Ransomware is the name given to a cyber-attack by cyber-criminals where they attack your system and network and encrypt your files making them inaccessible. They then demand a payment for a passcode so you can get back into your system and files and get working again. Here are the top seven things you need to know.
1: It can happen to you
Thinking “it won’t happen to me” is all the cyber-criminals need, they rely on your false confidence. Attacks on government, healthcare, education or financial institutions gets publicity but organisations of all types and sizes get attacked.
2: Ransomware spreads fast
Ransomware is malicious software known as malware and can infect an entire network. It only takes one person in one department to open a ransomware file and every single computer on your business network can be infected, very quickly. The virus can also spread between businesses too. The WannaCry ransomware attack of 2017 first detected in Europe, had in four days, spread to 116 countries.
3: Ransomware targets people
A common method is to send phishing emails in the hope people enter their access credentials. Businesses can get targeted communication emails where the attackers get to know your business first, then send an email impersonating a supplier or customer, and ask you to update details or another action by clicking on a link or downloading a file.
4: Ransomware is costly
Once ransomware has locked down your system you will need a password or decryption key to unlock it and regain access to your files. This will only be supplied once you have paid the ransom to the criminals that attacked you, if they keep their end of the bargain, they are crooks after all.

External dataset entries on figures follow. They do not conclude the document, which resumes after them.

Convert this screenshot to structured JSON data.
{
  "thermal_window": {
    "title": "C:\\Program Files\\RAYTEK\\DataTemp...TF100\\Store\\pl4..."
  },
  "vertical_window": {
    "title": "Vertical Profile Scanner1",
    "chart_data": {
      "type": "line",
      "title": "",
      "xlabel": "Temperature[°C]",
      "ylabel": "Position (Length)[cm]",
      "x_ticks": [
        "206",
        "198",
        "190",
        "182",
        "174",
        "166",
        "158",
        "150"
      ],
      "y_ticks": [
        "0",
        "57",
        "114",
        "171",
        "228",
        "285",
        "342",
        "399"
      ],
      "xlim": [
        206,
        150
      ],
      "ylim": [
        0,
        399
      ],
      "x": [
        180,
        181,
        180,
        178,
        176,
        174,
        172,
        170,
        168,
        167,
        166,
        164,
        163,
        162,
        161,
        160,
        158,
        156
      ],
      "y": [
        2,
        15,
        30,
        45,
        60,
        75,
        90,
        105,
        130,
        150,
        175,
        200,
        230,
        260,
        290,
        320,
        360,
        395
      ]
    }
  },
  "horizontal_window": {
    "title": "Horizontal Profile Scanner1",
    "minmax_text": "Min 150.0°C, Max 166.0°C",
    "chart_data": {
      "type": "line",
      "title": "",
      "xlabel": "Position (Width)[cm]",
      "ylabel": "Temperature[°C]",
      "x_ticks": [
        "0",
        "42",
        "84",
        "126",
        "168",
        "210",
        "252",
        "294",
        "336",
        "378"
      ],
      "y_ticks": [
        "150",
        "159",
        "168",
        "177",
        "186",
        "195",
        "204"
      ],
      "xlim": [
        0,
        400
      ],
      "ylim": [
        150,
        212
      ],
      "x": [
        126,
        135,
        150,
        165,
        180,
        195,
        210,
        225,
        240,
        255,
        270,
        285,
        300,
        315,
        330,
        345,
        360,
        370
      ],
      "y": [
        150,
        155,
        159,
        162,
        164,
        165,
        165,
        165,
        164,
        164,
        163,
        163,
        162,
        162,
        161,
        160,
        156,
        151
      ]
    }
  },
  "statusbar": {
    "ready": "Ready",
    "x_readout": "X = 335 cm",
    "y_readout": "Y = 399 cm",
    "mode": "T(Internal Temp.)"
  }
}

In Coveware`s analysis of Q3 in 2019 the average ransom payment increased by 13% to 41,198 US dollars compared to Q2 and that does not include the cost of downtime, lost revenue and long term brand damage along with the additional cost removing the ransomware, forensic analysis and rebuilding systems
5: Ransom requires Cryptocurrency
The ransom payment is usually made by bitcoin or another cryptocurrency as it is difficult to trace. Your business will need to buy cryptocurrency with actual cash then transmit the ransom and it doesn’t help that bitcoin is not something you can charge back like a credit card.
6: A recovery plan can help
Planning in advance can help you respond if you do get attacked. Document plans to disconnect infected computers from your network as quickly as possible and power down any machines that might be vulnerable to attack to avoid further spread of the virus.
You should also decide in advance whether your business would pay a ransom. Weighing the costs and benefits before any attack can help you react more strategically.
7: Take action
You don’t have to wait and worry about the consequences of any attack, there are many things you can do to help prevent this type of attack.
- Filter traffic preventing it from coming into your network in the first place
- Scan inbound emails for known threats and block certain attachment types
- Use antivirus and anti- spam solutions and regularly upgrade and patch vulnerable software
- Allow remote access to your network only from secure virtual private networks
- Educate all users on the various threat methods used by attackers
- Back up all your data to more than one location so that you can restore any impacted files from a known source.